No podemos imaginarnos cómo será la vida con Dios, pero la fe nos da la certeza que, después de la muerte, la persona continúa viviendo.
La prueba que Jesús aporta para convencer a los saduceos es la siguiente: “El Señor, Dios de Abrahán, Dios de Isaac y Dios de Jacob no es un Dios de muertos, sino de vivos; porque todos viven por él”. ¿Qué es lo quiere decir?
Jesús apela a la autoridad de la sagrada Escritura. Dice que Moisés, que vivió muchos siglos después de los patriarcas, llama al Señor: “Dios de Abrahán, de Isaac, de Jacob”.
Esto significa que estaban todavía vivos, de lo contrario Moisés, y detrás de él, todos los israelitas habrían invocado un Dios de muertos.

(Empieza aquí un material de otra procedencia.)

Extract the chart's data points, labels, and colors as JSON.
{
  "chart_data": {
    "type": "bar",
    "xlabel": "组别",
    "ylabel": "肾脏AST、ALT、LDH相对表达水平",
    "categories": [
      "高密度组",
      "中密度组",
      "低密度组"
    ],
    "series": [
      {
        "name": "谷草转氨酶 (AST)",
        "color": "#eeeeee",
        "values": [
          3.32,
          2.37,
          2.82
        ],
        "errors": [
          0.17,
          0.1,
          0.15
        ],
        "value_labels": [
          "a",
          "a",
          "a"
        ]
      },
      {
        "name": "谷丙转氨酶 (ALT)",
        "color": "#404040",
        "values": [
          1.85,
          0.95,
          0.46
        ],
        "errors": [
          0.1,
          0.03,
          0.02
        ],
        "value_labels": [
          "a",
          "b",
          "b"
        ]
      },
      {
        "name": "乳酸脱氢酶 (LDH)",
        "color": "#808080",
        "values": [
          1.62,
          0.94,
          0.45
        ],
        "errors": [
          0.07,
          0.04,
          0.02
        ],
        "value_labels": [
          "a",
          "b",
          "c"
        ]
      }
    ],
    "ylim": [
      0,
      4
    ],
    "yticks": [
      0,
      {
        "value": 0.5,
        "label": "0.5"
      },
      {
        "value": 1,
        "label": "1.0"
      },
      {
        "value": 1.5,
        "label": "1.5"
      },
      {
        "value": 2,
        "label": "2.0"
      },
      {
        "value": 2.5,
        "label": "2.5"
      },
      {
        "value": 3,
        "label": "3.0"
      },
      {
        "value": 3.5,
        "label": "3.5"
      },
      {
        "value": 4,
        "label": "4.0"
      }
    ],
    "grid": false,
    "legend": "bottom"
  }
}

¿Cómo se puede imaginar un Dios que crea a los hombres, establece una alianza con ellos, les hace una promesa, los defiende de sus adversarios, se considera su amigo y luego un día los abandona, deja que desaparezcan en el polvo, que retornen a la nulidad? Si se comportara de esta manera sería el autor de un proyecto de muerte. Él en vez—dice Jesús—no es un Dios de los muertos, sino de vivos, porque de él todos reciben la vida. Él es “amante de la vida” (Sab 11,26), “no ha creado la muerte y no se alegra con la ruina de los vivos” (Sab 1,13). Nada de lo que tiene alguna relevancia con la muerte puede venir de Dios.